My favorite “How dumb is television these days?” involves a local news team. We had received a goat-floater rain that caused a lot local flooding, and the field reporter finished up his report by saying, “It seems that the farther you are from the creeks and the higher up you are, the better off you are.” The desk reporter, instead of saying something along the lines of “duh!”, nodded sagely and said, “Good analysis!”
Hi Lynne, Thank you! It should come cinnamon flavoured, shouldn’t it?
Tamar, yes, the episode features all the old ladies sitting in a circle knitting away, while the yarn is dispensed from a central point like a reverse spinning wheel. Very surreal! But as far as I can tell, they were all knitting for real, and not pretending (like actors portraying Sherlock Holmes on the violin!)
Marilyn, I’d love to deliver it in person, if Edinburgh wasn’t 250 miles away! I wore the gansey for the photo-shoot above, and I’ve never felt so self-conscious—even on a grey day.
Dave, have you ever come across a British comedy show called The Day Today, a brilliant satire on tv news? Some of the reporters were depicted as just as dumb as the guy in your anecdote, and I treasure the scene in which the anchor tore into a hapless reporter for using the phrase “It’s the thin end of a very complicated wedge…”
Gordon
According to the story, in the Dales they actually did train children to knit quickly by having all the yarns wound together in one ball so that any child who was slow would slow everyone down; peer bullying did the rest. I just want to see all the different styles. I assume that one was using a Shetland belt, another a wooden knitting stick, another had a needle propped under an arm or in a twist of straw, and the others had different ways of holding the needles or feeding the yarn.
Hi Gordon well done on the gansey I love the cables. Are you really going to do a steek? this would scare the living daylights out of me, I can’t wait to see how it’s done. Yes, the Day Today was inspired, very well observed. Television is pretty dreadful, I regularly have to remind my other half that it can’t hear his complaints!
We’ve got a program over here called “This Hour Has 22 Minutes” and is hosted by a Newfoundlander with an ascerbic (sp?) wit. Looks at a lot of Canadian politics and pokes holes in it. Gansey looks wonderful especially the cables- couldn’t miss it on a ski hill!
Hi again,
Tamar, I think they were “just knitting” to my eyes—I wouldn’t be surprised if they rounded up a bunch of knitters and sat them down and told them to get on with it! I like the idea of a knitting factory—there are times I’ve thought of outsourcing, especially when it comes to picking up stitches…
Sandra, yup, a steek is an integral part of the design. Luckily I have Margaret and a pair of scissors to fall back on.

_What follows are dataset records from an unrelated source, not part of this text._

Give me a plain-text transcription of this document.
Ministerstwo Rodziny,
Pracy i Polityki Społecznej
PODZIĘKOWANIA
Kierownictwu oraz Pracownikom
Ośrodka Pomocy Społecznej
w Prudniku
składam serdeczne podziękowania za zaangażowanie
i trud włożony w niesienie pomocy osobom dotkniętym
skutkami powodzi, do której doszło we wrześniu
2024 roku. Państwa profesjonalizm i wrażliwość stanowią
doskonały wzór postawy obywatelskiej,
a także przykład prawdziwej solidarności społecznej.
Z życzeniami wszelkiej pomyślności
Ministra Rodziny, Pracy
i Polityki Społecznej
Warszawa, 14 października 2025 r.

Lisa, haven’t seen This Hour… but anything that exposes the absurdity of the world today is fine by me. The gansey isn’t ideal camouflage, is it? Unless you’re hiding out in a Tarantino movie!
Gordon
Though I have a passion for all the shades of navy blue out there, this red is just fantastic. Thank you for sharing all your work! What a lucky friend. Can’t wait to see what comes next!
I especially like the bottom edge of the gansey. How did you keep the ribbing so loose? Mine is always so clingy. I’m following your cream welt closely, I always do the overlapped split welt, but it makes such a statement.
Hi Mariah,
The red certainly stands out, I’ll give it that. I rather fancy a navy blue gansey with red cuffs now, and maybe red shoulder straps?
The welt is just a standard knit 2/ purl 2, that’s all. It’s not even blocked so it can stay concertina-ey. Maybe you need an oversize backside like the model in the picture to make it “hang loose” as it were!
Cheers,
Gordon
Hello Gordon!
Congratulations; your red Filey gansey looks wonderful.
Cheers, Ulrike
Hi Ulrike, and thanks. I still haven’t handed it over to my friend, and the longer I keep it the more I want to hang on to it!